I have a DataFrame as below
df
Index Lines
0 /// User states this is causing a problem and but the problem can only be fixed by the user. /// User states this is causing a problem and but the problem can only be fixed by the user.
1 //- How to fix the problem is stated below. Below are the list of solutions to the problem. //- How to fix the problem is stated below. Below are the list of solutions to the problem.
2 \\ User describes the problem in the problem report.
I want to remove repeated sentences but not the duplicated words.
I tried the following solution but it also removes duplicated words in the process.

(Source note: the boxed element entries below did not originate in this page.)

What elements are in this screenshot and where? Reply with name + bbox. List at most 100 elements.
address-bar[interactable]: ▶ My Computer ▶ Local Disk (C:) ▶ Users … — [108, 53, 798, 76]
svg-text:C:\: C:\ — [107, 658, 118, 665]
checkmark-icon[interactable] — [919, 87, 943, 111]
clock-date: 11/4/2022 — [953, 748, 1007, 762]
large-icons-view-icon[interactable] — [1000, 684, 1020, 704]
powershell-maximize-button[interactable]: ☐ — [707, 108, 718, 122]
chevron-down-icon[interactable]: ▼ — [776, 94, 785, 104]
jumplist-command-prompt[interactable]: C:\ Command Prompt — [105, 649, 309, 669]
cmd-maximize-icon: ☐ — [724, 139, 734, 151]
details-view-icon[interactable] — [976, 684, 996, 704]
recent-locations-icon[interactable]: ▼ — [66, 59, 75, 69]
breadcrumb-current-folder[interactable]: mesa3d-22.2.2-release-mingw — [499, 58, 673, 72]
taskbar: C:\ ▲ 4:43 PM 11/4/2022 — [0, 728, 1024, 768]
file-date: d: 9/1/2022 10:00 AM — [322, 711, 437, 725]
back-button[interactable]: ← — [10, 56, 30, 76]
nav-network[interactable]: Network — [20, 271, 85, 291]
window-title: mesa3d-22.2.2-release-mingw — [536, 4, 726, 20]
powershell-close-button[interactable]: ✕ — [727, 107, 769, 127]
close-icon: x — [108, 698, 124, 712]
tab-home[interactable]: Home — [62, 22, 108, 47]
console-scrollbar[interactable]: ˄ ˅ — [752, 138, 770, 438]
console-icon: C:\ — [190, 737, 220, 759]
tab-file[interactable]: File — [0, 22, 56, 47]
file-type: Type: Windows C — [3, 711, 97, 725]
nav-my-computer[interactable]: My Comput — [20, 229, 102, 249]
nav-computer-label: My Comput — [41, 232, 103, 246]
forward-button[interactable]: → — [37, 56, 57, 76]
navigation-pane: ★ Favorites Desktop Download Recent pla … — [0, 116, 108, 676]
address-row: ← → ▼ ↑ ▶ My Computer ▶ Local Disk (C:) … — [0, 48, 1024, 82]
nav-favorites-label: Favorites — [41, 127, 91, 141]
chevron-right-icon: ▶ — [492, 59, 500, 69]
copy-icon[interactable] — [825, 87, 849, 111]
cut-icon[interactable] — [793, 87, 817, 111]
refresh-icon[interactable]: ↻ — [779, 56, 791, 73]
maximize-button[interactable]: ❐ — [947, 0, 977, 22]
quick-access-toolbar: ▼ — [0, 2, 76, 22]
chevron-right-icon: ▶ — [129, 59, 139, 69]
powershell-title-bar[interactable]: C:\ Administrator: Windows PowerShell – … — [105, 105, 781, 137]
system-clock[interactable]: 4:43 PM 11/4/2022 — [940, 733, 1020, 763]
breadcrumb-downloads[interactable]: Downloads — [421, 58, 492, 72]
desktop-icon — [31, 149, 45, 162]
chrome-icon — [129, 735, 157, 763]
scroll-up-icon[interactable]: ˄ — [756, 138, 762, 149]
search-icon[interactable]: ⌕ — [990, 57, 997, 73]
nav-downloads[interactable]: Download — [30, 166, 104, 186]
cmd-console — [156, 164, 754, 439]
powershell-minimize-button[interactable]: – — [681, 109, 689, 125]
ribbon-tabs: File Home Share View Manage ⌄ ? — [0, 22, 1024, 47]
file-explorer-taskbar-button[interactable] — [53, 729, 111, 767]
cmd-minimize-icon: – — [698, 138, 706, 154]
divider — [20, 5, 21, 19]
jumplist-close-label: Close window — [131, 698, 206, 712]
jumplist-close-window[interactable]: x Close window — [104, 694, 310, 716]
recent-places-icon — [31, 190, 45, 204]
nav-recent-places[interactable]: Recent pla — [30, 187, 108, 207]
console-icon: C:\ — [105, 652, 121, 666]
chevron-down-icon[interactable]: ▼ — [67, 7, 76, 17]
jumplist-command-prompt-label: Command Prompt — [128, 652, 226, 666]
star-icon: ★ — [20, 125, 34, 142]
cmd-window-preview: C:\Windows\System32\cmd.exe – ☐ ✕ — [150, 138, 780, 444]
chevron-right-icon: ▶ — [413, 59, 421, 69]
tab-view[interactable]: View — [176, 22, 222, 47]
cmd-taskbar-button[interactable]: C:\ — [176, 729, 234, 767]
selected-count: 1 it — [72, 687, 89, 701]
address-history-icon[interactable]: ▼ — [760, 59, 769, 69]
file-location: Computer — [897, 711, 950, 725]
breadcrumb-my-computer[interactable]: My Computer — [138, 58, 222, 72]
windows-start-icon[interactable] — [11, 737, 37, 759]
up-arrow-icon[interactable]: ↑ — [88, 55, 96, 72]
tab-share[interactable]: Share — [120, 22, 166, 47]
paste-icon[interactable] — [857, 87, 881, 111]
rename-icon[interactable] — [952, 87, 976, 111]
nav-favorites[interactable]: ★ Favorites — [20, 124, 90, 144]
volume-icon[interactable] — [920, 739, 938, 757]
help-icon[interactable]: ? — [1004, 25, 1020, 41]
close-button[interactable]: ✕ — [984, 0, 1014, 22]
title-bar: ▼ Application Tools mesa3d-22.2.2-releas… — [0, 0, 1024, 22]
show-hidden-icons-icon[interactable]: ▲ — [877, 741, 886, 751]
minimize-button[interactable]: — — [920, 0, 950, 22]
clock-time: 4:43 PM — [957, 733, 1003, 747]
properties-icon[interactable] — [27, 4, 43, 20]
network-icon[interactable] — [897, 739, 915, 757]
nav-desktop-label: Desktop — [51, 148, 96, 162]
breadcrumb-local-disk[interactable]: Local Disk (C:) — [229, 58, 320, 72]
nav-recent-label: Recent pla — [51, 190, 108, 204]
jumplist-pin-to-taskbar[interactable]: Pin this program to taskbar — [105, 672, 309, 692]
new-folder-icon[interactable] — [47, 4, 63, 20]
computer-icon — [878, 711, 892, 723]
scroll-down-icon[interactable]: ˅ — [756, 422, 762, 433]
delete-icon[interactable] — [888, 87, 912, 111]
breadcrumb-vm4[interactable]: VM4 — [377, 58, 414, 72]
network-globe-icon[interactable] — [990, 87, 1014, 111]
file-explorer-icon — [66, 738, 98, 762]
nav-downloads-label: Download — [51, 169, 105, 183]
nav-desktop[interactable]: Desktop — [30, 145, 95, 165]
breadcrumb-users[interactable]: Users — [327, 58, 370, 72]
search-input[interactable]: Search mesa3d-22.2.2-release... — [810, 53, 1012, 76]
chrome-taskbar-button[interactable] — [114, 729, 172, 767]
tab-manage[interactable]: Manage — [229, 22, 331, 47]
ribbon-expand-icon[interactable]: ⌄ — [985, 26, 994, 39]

df['cleaned'] = (df['lines'].str.split()
.apply(lambda x: OrderedDict.fromkeys(x).keys())
.str.join(' '))
This results in
Index cleaned
0 /// User states this is causing a problem and but the can only be fixed by user.
1 //- How to fix the problem is stated below. Below are list of solutions problem.
2 \ User describes the problem in report.
But the expected solution is :
Index cleaned
0 /// User states this is causing a problem and but the problem can only be fixed by the user.
1 //- How to fix the problem is stated below. Below are the list of solutions to the problem.
2 \\ User describes the problem in the problem report.
How do I get it to remove the repeated lines but not the duplicate words? Is there a way to get this done ?
Is there a way in regex to grab the first sentence ending with a "." and checking if that first sentence appears again in the big string and remove everything from where the first string repeats till the end?
Please advice or suggest. Thanks!!